If you are an SEO, you constantly struggle to measure your strategy’s impact in the most precise and irrefutable way; Causal Impact, a methodology originally introduced by Google, helps you exactly with this. In this blog post, I will share a Colab notebook that will help you, starting from data coming from the Google Search Console (GSC), to run a Causal Impact Analysis.
I present you in the code two options:
- download data from GSC and upload it on Google Sheets
- get data directly from GSC using the APIs and a great library by Josh Carty 🙏. When following this option, we will also be able to provide a list of URLs for which we want to run the analysis
The data on Google Sheet linked in Colab is related to a LocalBusiness markup optimization task.
What is Causal Impact Analysis?
It’s a statistical analysis that builds a Bayesian structural time series model that helps you isolate the impact of a single change being made on a digital platform.
Let’s say you have decided to improve the structured data markup of a local business and you want to know how this particular change has actually made impacts on traffic that we see coming from Google.
This sounds simple because you could just compare the measures before adding the new markup and after the change. But, it’s actually hard to measure in the real world because there are so many attributes that could influence the end results (e.g. clicks from Google). The so called “noise” makes it hard to say – yes, this actually has created a positive impact.
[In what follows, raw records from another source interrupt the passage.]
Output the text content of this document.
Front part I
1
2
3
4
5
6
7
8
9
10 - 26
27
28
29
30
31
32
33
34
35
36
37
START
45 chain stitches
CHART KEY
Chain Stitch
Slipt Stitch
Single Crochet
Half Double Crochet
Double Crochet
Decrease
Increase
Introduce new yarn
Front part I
Google had the same problem and Kay Brodersen and the team at Google built this algorithm called Causal Impact to address this very challenge and open-sourced it as an R package. In the code I provide you here I am using a library called pycausalimpact developed by William Fuks 🙌
Let’s look at the code
1. Install libraries
2. Download data from Google Search Console and publish it using Google Sheets
3. Download data using GSC API
Remember that this is an alternative step to the previous one but it has the advantage that will allow you to selectively choose the URLs that you wish to analyze. In order to get access to the data in GSC we will need to go through the authentication process.
Getting access to GSC API
To access the Google Search Console API, you’ll need to create the Google Developer Console credentials. As it’s quite a detailed process, I suggest you follow the awesome SEO, Jean-Christophe-Chouinard. Jean has detailed the instructions and you can follow his guide.
Reminder #1: the user interface in Developer Console changes with time so that navigation elements might change; however, you must follow the steps described in the link above.
Reminder #2: Please note that you should be logged into the Google Developer Console with the same Google Account you’ll want to access Google Search Console.
When done, download and save a JSON copy of your “client secrets” file from the Google Developers Console, it’s also a good idea to keep a copy of this file somewhere for safekeeping on your hard drive as you can reuse it for all your work with GSC API in the future.
Add the domain name as you see it in the list of connected domains in the form, also. Add the number of days for which you will need to extract the data. For example, to get the data from the last 60 days, we will write -60.
In the step below we can paste the list of URLs that we want to analyze. Just remember this will be a comma separated list of urls.
3. Plot data
Here we only want to make sure we’re getting the right data into the analysis.
4. Configure pre and post periods
Here you will need to be careful and configure the dates before (pre_period) and after (post_period) the change.
Keep in mind that CI will create a prediction by analyzing the data in the pre_period and it will subtract the prediction from the post_period to see the actual impact.
4. Run the analysis and get the response
With a few simple instructions you will get:
- the graphical response as well as
- the detailed summary of your experiment in written form.